Nvidia Ampere Discussion [2020-05-14]

I didn't realize they boosted so far beyond their listed clock speeds. I have a gtx1660, but I've never really payed attention to the clocking behaviour.
It varies from card to card a lot, even 100s of MHzs depending on cooling and other factors. And of course, different loads get different boosts
 
a100_pcieiok2p.png


A100 PCIE variant, 250W TDP for %90 performance.
https://www.nvidia.com/en-us/data-center/a100/

However, there are differences in the TDP, which is set at 250 watts, well below the 400 watts of the SXM4 module. This raises the question of how Nvidia can promote the PCIe card with the same performance values as the SXM4 module. Upon request, Nvidia explained that only the peak performance was identical, but that the continuously (sustained) callable performance of the PCIe card was between 10 percent and 50 percent lower than that of the SXM4 module, depending on the application and configuration of the server.
https://www.computerbase.de/2020-06/nvidia-ampere-a100-pcie-karte-server/


nvidia-a100-pcie-laun8hkyy.jpg

https://www.servethehome.com/new-nvidia-a100-pcie-add-in-card-launched/
 
Last edited:
https://hardwareleaks.com/2020/06/21/exclusive-first-look-at-nvidias-ampere-gaming-performance/

3080 +30% over 2080TI?

NV's TF numbers are very conservative for that reason. Almost 1800mhz on a high-end chip like that, damn.

Nvidia doesn't give TF numbers for their consumer cards. For the same reason reviewers don't rely on TF numbers to do their comparisons. Or for the same reason a Radeon VII (14TF) is barely able (in some games) of beating the 2080 (10TF).
 
Last page called, it wants the link back

Nvidia doesn't give TF numbers for their consumer cards. For the same reason reviewers don't rely on TF numbers to do their comparisons. Or for the same reason a Radeon VII (14TF) is barely able (in some games) of beating the 2080 (10TF).
Don't be ridiculous, they stopped reporting TFLOPS only when they launched RTX-generation because the new fancy "RTXOps" they invented makes the difference look far bigger than TFLOPS would.
 
It's fair to critique the precision and utility of the specific "RTXOps" metric. However we can't avoid the uncomfortable reality that the utility of raw TFLOPs as a single metric to judge performance is diminishing as chips move towards more specialization in a post-Moore's Law world. Whether it's even possible to come up with a vendor-agnostic and cross-benchmark metric is a tough question. Even "FPS in game XXX" is becoming more challenging due to the difficulty in performing iso-quality comparisons because of divergent feature sets.
 
All told, the PCIe version of the A100 should deliver about 90% of the performance of the SXM4 version on single-GPU workloads, which for such a big drop in TDP, is not a bad trade-off.

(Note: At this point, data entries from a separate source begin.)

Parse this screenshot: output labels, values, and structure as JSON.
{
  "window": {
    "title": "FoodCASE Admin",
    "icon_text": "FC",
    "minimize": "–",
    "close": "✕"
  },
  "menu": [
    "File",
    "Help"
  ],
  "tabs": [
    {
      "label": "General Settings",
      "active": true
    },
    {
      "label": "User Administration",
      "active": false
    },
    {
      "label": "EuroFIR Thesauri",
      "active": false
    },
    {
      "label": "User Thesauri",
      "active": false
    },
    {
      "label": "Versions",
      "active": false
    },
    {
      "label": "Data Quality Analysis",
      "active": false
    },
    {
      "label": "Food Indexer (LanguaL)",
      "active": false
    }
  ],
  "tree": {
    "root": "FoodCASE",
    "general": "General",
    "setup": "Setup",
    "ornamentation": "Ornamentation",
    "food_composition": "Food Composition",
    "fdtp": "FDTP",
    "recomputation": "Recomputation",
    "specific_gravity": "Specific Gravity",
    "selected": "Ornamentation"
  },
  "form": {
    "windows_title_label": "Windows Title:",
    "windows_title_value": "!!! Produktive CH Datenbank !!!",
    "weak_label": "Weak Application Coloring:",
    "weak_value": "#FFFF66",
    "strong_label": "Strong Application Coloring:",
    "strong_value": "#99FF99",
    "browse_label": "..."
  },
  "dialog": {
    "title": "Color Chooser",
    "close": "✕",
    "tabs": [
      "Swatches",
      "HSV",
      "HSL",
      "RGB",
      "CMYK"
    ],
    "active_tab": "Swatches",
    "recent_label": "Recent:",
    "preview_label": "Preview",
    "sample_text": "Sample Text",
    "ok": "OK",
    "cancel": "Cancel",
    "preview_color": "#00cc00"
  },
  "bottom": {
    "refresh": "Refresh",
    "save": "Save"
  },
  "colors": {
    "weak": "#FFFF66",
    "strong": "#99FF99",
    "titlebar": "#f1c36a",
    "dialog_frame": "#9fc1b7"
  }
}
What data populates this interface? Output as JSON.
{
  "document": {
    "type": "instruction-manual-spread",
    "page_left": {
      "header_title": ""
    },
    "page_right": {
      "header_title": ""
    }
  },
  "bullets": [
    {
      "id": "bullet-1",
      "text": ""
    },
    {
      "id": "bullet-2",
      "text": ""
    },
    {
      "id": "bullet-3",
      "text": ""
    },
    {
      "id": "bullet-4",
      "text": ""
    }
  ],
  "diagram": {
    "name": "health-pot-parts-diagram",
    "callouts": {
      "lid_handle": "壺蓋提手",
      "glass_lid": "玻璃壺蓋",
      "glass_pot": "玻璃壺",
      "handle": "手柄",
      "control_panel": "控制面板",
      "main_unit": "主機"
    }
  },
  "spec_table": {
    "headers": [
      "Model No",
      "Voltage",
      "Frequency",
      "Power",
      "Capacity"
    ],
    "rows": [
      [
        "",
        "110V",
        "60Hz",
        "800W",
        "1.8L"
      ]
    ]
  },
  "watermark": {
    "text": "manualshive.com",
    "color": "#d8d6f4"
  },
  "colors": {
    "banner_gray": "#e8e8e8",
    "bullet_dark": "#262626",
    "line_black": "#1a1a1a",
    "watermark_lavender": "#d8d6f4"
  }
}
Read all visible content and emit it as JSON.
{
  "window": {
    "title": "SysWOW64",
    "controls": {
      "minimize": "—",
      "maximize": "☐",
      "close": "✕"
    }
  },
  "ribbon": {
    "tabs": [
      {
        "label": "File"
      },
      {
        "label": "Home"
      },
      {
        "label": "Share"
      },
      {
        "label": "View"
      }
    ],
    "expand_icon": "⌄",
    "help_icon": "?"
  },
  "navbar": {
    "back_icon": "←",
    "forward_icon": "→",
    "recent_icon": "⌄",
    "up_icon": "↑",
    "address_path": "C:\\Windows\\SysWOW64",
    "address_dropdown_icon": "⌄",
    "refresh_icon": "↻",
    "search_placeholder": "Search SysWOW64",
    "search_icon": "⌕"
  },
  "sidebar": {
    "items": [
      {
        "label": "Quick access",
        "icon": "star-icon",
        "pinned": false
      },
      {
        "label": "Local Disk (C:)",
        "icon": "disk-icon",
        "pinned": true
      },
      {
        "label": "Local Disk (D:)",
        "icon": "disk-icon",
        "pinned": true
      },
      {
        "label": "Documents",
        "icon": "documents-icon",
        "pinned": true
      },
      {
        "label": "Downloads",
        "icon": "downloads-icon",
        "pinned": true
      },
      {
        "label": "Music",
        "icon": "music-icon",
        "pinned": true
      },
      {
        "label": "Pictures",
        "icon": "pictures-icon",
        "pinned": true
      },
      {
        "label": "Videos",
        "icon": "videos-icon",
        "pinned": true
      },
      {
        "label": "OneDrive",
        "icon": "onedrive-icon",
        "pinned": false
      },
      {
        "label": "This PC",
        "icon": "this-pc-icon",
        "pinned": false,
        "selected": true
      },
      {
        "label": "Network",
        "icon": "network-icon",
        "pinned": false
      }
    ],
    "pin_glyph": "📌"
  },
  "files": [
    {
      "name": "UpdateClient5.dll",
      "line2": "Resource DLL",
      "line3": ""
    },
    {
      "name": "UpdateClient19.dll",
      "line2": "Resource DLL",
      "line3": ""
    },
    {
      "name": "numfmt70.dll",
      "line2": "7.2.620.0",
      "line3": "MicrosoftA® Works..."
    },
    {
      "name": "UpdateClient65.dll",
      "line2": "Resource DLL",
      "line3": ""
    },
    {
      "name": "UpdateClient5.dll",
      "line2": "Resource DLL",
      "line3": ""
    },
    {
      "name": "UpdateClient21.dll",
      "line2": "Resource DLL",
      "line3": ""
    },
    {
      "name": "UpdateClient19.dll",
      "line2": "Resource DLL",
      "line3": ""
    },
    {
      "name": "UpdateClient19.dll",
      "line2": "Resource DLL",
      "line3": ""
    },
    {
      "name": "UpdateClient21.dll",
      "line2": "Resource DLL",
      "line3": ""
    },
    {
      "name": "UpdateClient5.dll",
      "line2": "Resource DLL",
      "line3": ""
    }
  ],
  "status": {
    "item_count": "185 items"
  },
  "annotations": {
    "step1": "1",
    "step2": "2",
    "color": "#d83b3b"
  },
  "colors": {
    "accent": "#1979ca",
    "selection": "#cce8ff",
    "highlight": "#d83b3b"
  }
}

V100 had 4 iterations: PCIe with 250w, SXM2 with 300w, SXM3 with 350w and 450w. The PCIe version delivered lower sustained performance than the SXM versions, but was not documented, this time NVIDIA is documenting this with the A100.

And on this note, I should give NVIDIA credit where credit is due: unlike the PCIe version of the V100 accelerator, NVIDIA is doing a much better job of documenting these performance differences. This time around NVIDIA is explicitly noting the 90% figure in their their specification sheets and related marketing materials. So there should be a lot less confusion about how the PCIe version of the accelerator compares to the SXM version.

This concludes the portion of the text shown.